If my shepherd proves to be doing well on half and half, would that be an acceptable long-term diet?


----------



## Misster Dog (Jan 27, 2012)

Miss Molly May said:


> LOL.... That is great you are learning everything about feeding Raw before getting you pup!:thumbup:


Thanks! I'm trying to do as much research as possible. Sometimes it sounds more complicated than it is but it sounds simple at the same time lol.


----------



## Clyde (Feb 13, 2011)

Misster Dog said:


> Thanks for the tip!
> 
> To be honest, my husband and I are not 100% how much space we'll have once we move into our apartment and how much space we'll have to store meat. I'm planning on buying a mini freezer ( probably 7 c u. ft) for meat storage and hoping that will work for us. My husband has been very good at pointing out how he appreciates how I want what's best for our dog but to remember our financial limits and how in the end, it comes down to what we can afford. I admit one of the appeals of raw feeding that he does like is how it could potentially be cheaper or on par with kibble, depending where we get our resources. I'm in the process of seeking butchers and getting cost calculations on anywhere I can find meat to do the math and tally. In theory we SHOULD be fine but it's hard to tell how things will go from now until August. We could either do well enough where we may have to settle with kibble(or half) or we may do excellent where we can go all raw. In either case, I'm making use of my time and trying to learn as much as possible so I know what to do when the time comes. Fingers crossed things go well!
> 
> If my shepherd proves to be doing well on half and half, would that be an acceptable long-term diet?

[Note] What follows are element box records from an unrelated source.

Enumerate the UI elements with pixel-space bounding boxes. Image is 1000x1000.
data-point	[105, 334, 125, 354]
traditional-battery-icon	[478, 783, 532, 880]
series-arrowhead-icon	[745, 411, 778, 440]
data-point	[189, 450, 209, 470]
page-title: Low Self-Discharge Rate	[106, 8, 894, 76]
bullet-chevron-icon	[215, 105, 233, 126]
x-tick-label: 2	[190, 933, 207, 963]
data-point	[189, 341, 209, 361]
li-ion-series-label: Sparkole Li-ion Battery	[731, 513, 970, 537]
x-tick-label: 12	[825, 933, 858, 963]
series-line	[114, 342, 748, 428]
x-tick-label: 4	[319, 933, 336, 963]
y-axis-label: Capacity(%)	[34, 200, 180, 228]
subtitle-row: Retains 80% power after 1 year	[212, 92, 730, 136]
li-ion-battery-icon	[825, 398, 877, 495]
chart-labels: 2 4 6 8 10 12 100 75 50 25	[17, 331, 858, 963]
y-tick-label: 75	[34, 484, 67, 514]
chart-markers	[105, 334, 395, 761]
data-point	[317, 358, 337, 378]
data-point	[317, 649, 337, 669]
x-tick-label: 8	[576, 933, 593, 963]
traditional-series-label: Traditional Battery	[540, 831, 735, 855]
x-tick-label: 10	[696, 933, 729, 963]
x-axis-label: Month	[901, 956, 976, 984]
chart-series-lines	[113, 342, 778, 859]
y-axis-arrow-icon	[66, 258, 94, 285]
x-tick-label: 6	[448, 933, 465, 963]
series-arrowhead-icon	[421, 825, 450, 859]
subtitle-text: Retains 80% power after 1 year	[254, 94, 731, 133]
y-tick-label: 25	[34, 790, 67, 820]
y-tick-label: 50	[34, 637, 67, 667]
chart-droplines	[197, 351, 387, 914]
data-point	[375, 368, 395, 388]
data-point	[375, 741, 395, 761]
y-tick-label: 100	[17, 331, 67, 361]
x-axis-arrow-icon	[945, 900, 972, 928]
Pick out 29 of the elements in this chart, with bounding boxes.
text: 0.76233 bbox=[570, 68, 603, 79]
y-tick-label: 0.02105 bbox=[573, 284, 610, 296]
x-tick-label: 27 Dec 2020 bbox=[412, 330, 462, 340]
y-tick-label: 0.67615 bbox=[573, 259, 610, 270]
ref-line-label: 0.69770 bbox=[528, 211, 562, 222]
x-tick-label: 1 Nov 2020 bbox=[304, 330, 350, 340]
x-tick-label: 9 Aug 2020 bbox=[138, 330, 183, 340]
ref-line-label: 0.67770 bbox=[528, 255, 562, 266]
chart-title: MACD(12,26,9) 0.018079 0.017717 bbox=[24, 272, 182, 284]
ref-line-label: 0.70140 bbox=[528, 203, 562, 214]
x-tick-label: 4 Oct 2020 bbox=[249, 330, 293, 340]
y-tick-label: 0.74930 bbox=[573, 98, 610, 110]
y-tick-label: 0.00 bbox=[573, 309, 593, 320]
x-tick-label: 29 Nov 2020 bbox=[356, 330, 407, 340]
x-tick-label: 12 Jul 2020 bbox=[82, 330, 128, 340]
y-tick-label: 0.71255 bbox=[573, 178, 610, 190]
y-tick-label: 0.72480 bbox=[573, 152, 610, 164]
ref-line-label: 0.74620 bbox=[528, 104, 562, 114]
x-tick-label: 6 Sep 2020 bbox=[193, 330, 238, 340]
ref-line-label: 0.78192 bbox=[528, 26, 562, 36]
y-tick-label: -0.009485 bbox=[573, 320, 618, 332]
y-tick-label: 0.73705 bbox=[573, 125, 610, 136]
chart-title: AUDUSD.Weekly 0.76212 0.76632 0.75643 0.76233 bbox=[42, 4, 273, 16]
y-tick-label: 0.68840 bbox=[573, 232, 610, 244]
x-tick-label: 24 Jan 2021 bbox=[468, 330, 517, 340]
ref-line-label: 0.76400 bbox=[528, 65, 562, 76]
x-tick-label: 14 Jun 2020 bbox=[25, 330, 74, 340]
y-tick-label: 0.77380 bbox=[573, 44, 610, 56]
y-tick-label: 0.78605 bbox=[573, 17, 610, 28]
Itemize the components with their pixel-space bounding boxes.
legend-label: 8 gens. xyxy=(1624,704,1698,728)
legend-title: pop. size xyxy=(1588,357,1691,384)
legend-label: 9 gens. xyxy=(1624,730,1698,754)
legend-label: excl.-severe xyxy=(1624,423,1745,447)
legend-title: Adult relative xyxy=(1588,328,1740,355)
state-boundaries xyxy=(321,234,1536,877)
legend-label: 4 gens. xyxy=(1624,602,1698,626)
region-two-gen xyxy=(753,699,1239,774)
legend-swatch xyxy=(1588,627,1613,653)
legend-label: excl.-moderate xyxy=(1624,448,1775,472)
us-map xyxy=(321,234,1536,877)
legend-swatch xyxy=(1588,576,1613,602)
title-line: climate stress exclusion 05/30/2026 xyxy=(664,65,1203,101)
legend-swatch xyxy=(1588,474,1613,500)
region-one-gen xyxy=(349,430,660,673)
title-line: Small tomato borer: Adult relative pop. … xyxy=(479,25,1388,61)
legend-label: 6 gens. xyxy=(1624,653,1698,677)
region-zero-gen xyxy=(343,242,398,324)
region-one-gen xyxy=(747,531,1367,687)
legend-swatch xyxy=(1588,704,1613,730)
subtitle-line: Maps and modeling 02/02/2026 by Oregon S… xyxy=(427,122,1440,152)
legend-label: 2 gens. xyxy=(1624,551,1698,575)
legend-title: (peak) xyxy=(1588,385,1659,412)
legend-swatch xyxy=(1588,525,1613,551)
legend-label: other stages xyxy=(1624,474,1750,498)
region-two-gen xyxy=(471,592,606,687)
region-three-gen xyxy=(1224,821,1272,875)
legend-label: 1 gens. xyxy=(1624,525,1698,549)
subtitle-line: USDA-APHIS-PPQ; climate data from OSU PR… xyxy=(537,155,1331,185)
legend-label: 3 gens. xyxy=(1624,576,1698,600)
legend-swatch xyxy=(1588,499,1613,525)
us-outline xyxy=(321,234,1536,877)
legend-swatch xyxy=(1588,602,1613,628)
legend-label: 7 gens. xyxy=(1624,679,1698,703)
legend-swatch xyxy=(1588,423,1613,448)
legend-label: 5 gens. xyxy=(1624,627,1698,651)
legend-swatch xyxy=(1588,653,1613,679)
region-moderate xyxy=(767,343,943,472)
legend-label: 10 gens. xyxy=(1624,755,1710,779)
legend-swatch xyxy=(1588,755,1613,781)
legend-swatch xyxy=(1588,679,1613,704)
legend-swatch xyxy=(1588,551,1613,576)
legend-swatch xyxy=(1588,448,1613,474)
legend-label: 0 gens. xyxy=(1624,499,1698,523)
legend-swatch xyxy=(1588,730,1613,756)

I know lots of people who can't afford to switch to raw and just use the raw meaty bones a few times a week to keep their dogs teeth clean. Even a little raw can be a huge benefit.


----------



## Misster Dog (Jan 27, 2012)

Clyde said:


> I know lots of people who can't afford to switch to raw and just use the raw meaty bones a few times a week to keep their dogs teeth clean. Even a little raw can be a huge benefit.


That's good to know! I'd love to go raw but I'm not sure we can do it, so it's reassuring to know that if not all, then some raw can still work


----------